Além do aumento no número de famílias endividadas, também subiu o comprometimento da renda. Segundo o levantamento, 29,7% da renda das pessoas físicas está comprometida com dívidas, alta de 0,2 ponto percentual no mês e de 1,9 ponto percentual em 12 meses.
Desse total, 10,63% da renda é destinada ao pagamento de juros, enquanto cerca de 19% vai para a quitação do valor principal das dívidas, evidenciando o peso do crédito no orçamento das famílias.
O cenário acende alerta no governo federal.
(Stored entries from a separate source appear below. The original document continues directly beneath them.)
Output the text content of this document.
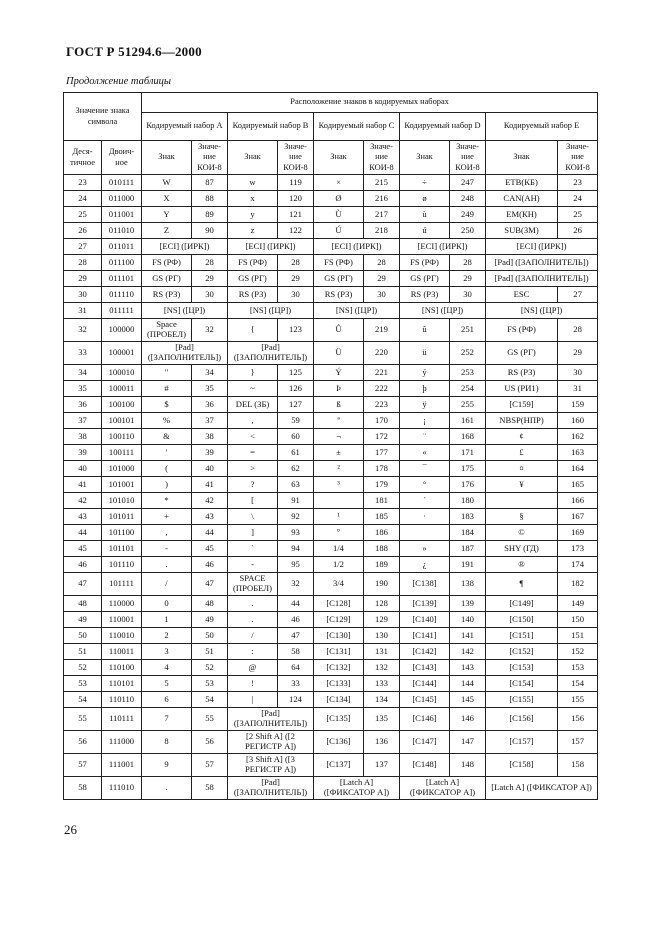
ГОСТ Р 51294.6—2000
Продолжение таблицы
Значение знака символа		Расположение знаков в кодируемых наборах									
		Кодируемый набор A		Кодируемый набор B		Кодируемый набор C		Кодируемый набор D		Кодируемый набор E	
Деся-тичное	Двоич-ное	Знак	Значе-ние КОИ-8	Знак	Значе-ние КОИ-8	Знак	Значе-ние КОИ-8	Знак	Значе-ние КОИ-8	Знак	Значе-ние КОИ-8
23	010111	W	87	w	119	×	215	÷	247	ETB(КБ)	23
24	011000	X	88	x	120	Ø	216	ø	248	CAN(АН)	24
25	011001	Y	89	y	121	Ù	217	ù	249	EM(КН)	25
26	011010	Z	90	z	122	Ú	218	ú	250	SUB(ЗМ)	26
27	011011	[ECI] ([ИРК])		[ECI] ([ИРК])		[ECI] ([ИРК])		[ECI] ([ИРК])		[ECI] ([ИРК])	
28	011100	FS (РФ)	28	FS (РФ)	28	FS (РФ)	28	FS (РФ)	28	[Pad] ([ЗАПОЛНИТЕЛЬ])	
29	011101	GS (РГ)	29	GS (РГ)	29	GS (РГ)	29	GS (РГ)	29	[Pad] ([ЗАПОЛНИТЕЛЬ])	
30	011110	RS (РЗ)	30	RS (РЗ)	30	RS (РЗ)	30	RS (РЗ)	30	ESC	27
31	011111	[NS] ([ЦР])		[NS] ([ЦР])		[NS] ([ЦР])		[NS] ([ЦР])		[NS] ([ЦР])	
32	100000	Space (ПРОБЕЛ)	32	{	123	Û	219	û	251	FS (РФ)	28
33	100001	[Pad] ([ЗАПОЛНИТЕЛЬ])		[Pad] ([ЗАПОЛНИТЕЛЬ])		Ü	220	ü	252	GS (РГ)	29
34	100010	"	34	}	125	Ý	221	ý	253	RS (РЗ)	30
35	100011	#	35	~	126	Þ	222	þ	254	US (РИ1)	31
36	100100	$	36	DEL (ЗБ)	127	ß	223	ÿ	255	[C159]	159
37	100101	%	37	,	59	ª	170	¡	161	NBSP(НПР)	160
38	100110	&	38	<	60	¬	172	¨	168	¢	162
39	100111	'	39	=	61	±	177	«	171	£	163
40	101000	(	40	>	62	²	178	¯	175	¤	164
41	101001	)	41	?	63	³	179	°	176	¥	165
42	101010	*	42	[	91		181	´	180		166
43	101011	+	43	\	92	¹	185	·	183	§	167
44	101100	,	44	]	93	º	186		184	©	169
45	101101	-	45	`	94	1/4	188	»	187	SHY (ГД)	173
46	101110	.	46	-	95	1/2	189	¿	191	®	174
47	101111	/	47	SPACE (ПРОБЕЛ)	32	3/4	190	[C138]	138	¶	182
48	110000	0	48	.	44	[C128]	128	[C139]	139	[C149]	149
49	110001	1	49	.	46	[C129]	129	[C140]	140	[C150]	150
50	110010	2	50	/	47	[C130]	130	[C141]	141	[C151]	151
51	110011	3	51	:	58	[C131]	131	[C142]	142	[C152]	152
52	110100	4	52	@	64	[C132]	132	[C143]	143	[C153]	153
53	110101	5	53	!	33	[C133]	133	[C144]	144	[C154]	154
54	110110	6	54	|	124	[C134]	134	[C145]	145	[C155]	155
55	110111	7	55	[Pad] ([ЗАПОЛНИТЕЛЬ])		[C135]	135	[C146]	146	[C156]	156
56	111000	8	56	[2 Shift A] ([2 РЕГИСТР А])		[C136]	136	[C147]	147	[C157]	157
57	111001	9	57	[3 Shift A] ([3 РЕГИСТР А])		[C137]	137	[C148]	148	[C158]	158
58	111010	.	58	[Pad] ([ЗАПОЛНИТЕЛЬ])		[Latch A] ([ФИКСАТОР А])		[Latch A] ([ФИКСАТОР А])		[Latch A] ([ФИКСАТОР А])	
26
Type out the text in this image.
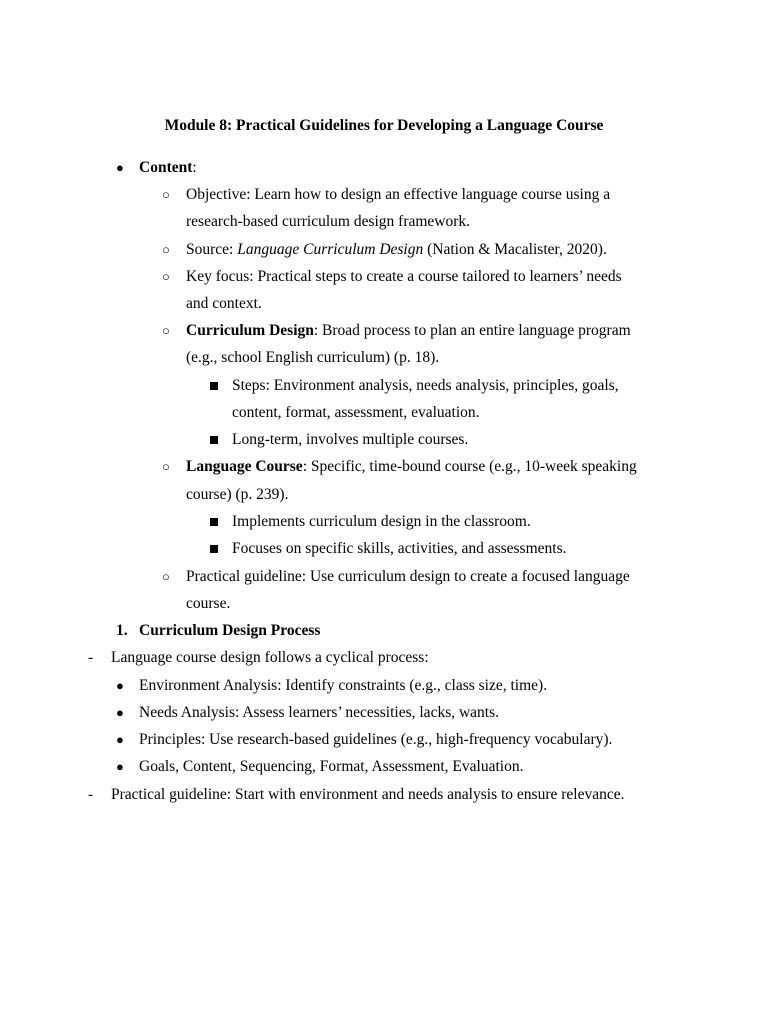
Module 8: Practical Guidelines for Developing a Language Course
● Content:
○ Objective: Learn how to design an effective language course using a
research-based curriculum design framework.
○ Source: Language Curriculum Design (Nation & Macalister, 2020).
○ Key focus: Practical steps to create a course tailored to learners’ needs
and context.
○ Curriculum Design: Broad process to plan an entire language program
(e.g., school English curriculum) (p. 18).
Steps: Environment analysis, needs analysis, principles, goals,
content, format, assessment, evaluation.
Long-term, involves multiple courses.
○ Language Course: Specific, time-bound course (e.g., 10-week speaking
course) (p. 239).
Implements curriculum design in the classroom.
Focuses on specific skills, activities, and assessments.
○ Practical guideline: Use curriculum design to create a focused language
course.
1. Curriculum Design Process
- Language course design follows a cyclical process:
● Environment Analysis: Identify constraints (e.g., class size, time).
● Needs Analysis: Assess learners’ necessities, lacks, wants.
● Principles: Use research-based guidelines (e.g., high-frequency vocabulary).
● Goals, Content, Sequencing, Format, Assessment, Evaluation.
- Practical guideline: Start with environment and needs analysis to ensure relevance.
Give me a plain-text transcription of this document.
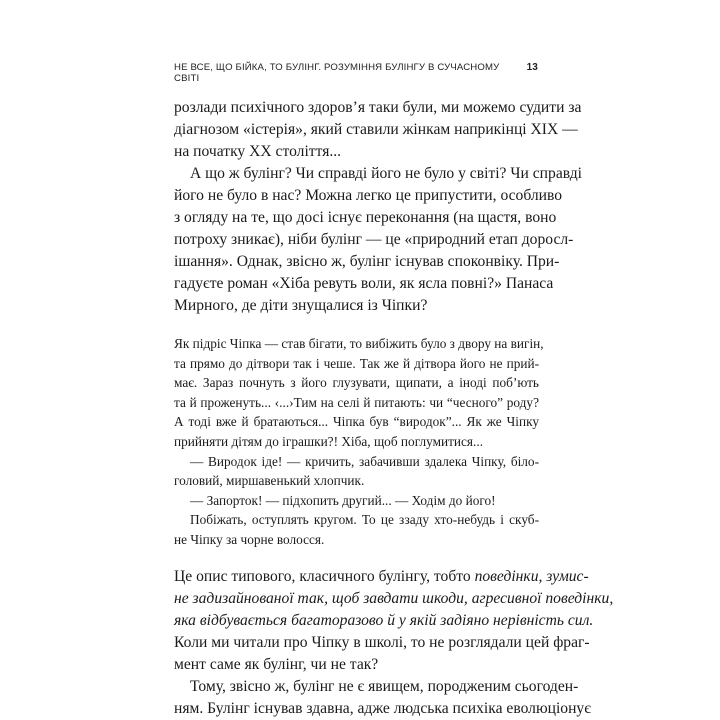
НЕ ВСЕ, ЩО БІЙКА, ТО БУЛІНГ. РОЗУМІННЯ БУЛІНГУ В СУЧАСНОМУ СВІТІ
13

розлади психічного здоров’я таки були, ми можемо судити за
діагнозом «істерія», який ставили жінкам наприкінці XIX —
на початку XX століття...

А що ж булінг? Чи справді його не було у світі? Чи справді
його не було в нас? Можна легко це припустити, особливо
з огляду на те, що досі існує переконання (на щастя, воно
потроху зникає), ніби булінг — це «природний етап доросл-
ішання». Однак, звісно ж, булінг існував споконвіку. При-
гадуєте роман «Хіба ревуть воли, як ясла повні?» Панаса
Мирного, де діти знущалися із Чіпки?

Як підріс Чіпка — став бігати, то вибіжить було з двору на вигін,
та прямо до дітвори так і чеше. Так же й дітвора його не прий-
має. Зараз почнуть з його глузувати, щипати, а іноді поб’ють
та й проженуть... ‹...›Тим на селі й питають: чи “чесного” роду?
А тоді вже й братаються... Чіпка був “виродок”... Як же Чіпку
прийняти дітям до іграшки?! Хіба, щоб поглумитися...
— Виродок іде! — кричить, забачивши здалека Чіпку, біло-
головий, миршавенький хлопчик.
— Запорток! — підхопить другий... — Ходім до його!
Побіжать, оступлять кругом. То це ззаду хто-небудь і скуб-
не Чіпку за чорне волосся.

Це опис типового, класичного булінгу, тобто поведінки, зумис-
не задизайнованої так, щоб завдати шкоди, агресивної поведінки,
яка відбувається багаторазово й у якій задіяно нерівність сил.
Коли ми читали про Чіпку в школі, то не розглядали цей фраг-
мент саме як булінг, чи не так?

Тому, звісно ж, булінг не є явищем, породженим сьогоден-
ням. Булінг існував здавна, адже людська психіка еволюціонує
O presidente Luiz Inácio Lula da Silva prepara um novo pacote econômico para conter o avanço do endividamento. A proposta em estudo, apelidada de “Desenrola 2.0”, deve permitir a renegociação de dívidas com uso de recursos do FGTS.
Entre as medidas analisadas está a criação de mecanismos que limitem o acesso a linhas de crédito mais caras para quem aderir ao programa, como forma de evitar o reendividamento.
Um dos principais vilões segue sendo o cartão de crédito rotativo, cuja taxa de juros chegou a 428,3% ao ano em março. Mesmo com o custo elevado, essa modalidade movimentou R$ 109,7 bilhões no primeiro trimestre de 2026, crescimento de 9,7% em relação ao mesmo período do ano passado.
O avanço do endividamento reforça a preocupação com o equilíbrio financeiro das famílias e os impactos diretos no consumo e na economia do país.